Part of the fun of programming on these devices and retro computers is learning and proving what can be done with limited resources. (Look at some of the amazing games they are still making for an Atari 2600, 50 years after release putting the original versions to shame). Too much code / compilers today just assumes unlimited storage, bandwidth and CPU power, and thus we get very bloated software across phones and computers that constantly require hardware updates to keep up.
An ability to get something done and "fit" in the confines of some particular device definitely something many can't do. I wish you the best on your efforts here to make it all work!

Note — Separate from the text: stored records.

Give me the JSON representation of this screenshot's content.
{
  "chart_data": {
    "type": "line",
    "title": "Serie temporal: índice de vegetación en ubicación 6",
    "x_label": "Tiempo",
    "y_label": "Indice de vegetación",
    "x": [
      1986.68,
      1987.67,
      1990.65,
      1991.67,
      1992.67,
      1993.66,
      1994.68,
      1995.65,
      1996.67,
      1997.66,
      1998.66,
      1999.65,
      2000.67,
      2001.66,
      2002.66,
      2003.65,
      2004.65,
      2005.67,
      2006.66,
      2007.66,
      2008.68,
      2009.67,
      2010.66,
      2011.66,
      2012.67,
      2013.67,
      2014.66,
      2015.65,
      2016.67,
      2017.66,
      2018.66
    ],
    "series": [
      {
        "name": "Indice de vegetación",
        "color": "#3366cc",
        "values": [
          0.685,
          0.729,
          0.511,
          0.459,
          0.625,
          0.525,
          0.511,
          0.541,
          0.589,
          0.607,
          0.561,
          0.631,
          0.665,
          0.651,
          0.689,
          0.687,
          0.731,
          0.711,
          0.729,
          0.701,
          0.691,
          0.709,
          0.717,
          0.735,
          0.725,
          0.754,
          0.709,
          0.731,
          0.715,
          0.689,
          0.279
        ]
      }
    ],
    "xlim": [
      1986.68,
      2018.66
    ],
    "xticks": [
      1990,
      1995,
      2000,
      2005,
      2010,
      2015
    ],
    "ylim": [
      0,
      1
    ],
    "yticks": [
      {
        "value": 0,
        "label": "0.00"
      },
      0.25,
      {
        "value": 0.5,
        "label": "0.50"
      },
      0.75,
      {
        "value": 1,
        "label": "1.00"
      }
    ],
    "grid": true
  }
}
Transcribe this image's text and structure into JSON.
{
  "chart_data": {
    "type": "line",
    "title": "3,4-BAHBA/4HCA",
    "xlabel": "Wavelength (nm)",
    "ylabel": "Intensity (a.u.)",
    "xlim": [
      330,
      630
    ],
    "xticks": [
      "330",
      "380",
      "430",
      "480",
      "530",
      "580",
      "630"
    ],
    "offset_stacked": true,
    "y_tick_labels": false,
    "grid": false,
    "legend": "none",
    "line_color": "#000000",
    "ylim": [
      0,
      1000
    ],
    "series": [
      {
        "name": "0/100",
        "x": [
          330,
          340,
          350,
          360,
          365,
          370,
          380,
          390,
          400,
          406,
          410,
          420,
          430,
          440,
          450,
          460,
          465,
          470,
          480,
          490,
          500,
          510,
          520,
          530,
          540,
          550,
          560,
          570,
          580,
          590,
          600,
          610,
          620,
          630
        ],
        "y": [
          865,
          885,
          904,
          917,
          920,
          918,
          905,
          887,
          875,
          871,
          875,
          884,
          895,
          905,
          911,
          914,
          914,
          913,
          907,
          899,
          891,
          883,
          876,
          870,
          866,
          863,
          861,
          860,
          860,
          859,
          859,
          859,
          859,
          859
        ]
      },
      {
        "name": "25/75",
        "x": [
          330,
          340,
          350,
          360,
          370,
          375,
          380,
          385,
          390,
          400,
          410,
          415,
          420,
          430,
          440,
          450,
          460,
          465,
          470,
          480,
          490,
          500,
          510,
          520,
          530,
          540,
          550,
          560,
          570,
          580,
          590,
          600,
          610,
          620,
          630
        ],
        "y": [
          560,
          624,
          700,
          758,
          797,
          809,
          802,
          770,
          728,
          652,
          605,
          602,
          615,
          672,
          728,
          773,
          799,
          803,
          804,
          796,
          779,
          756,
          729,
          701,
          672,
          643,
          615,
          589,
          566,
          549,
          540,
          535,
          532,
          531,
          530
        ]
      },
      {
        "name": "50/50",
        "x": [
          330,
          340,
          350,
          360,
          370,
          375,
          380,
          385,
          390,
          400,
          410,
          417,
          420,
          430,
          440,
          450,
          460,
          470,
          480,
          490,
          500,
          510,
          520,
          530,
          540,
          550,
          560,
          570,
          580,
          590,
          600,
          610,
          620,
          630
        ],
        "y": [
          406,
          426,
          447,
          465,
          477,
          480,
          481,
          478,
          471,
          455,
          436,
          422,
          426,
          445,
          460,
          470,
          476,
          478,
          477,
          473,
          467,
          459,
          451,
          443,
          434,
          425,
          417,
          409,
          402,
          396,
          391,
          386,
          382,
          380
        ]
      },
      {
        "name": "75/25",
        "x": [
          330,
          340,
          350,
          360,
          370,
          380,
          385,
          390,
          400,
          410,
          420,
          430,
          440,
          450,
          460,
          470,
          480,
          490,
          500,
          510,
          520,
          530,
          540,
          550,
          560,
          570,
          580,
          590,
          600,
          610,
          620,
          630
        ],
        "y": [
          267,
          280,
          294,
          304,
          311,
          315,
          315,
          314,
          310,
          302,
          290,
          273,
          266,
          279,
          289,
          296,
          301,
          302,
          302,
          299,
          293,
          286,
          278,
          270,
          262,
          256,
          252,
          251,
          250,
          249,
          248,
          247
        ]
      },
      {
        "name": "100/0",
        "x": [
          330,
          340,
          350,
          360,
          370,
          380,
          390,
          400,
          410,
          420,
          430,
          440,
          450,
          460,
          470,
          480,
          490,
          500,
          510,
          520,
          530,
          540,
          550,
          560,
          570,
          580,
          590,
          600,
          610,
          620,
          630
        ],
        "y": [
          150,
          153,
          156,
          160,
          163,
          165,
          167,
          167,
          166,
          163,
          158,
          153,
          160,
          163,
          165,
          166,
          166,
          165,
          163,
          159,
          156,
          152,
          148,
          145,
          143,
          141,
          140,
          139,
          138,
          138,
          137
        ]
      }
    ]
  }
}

Sure it is fun to reach and work around the limits of the hardware, and 100MSPS dual channel oscilloscope is at the limit of an MCU without the help of an FPGA.
The HAL code of CumbeMX is very bloated, eating up a lot of flash, but I am not willing to go the bare metal programming route, just to rewrite everything for a different MCU later. So bloated CubeMX it is. Most of the flash space is eaten up by the fonts

My solution to the problem is using the external SPI flash as firmware storage, and copying everything from there into RAM at boot time. This way I have about 900kB of firmware space, that should be plenty enough.
This is a compromise, and this way the bootloader is only a sort-of bootloader, which has the limitation of not working anymore if a firmware update gets messed up (ex. power loss while updating).
In the unlikely case of a messed up firmware update, only recovery by JTAG is possible. This should not be a huge problem, because installing the firmware for the first time will require a JTAG adapter (at least an ST-Link) anyway.
The bigger MCU is still very tempting, because of the 480Mhz f_max of the core. I would just love to tell everyone, that my DMMs CPU is running at 400MHz

My first computer (C64) was running 400x slower....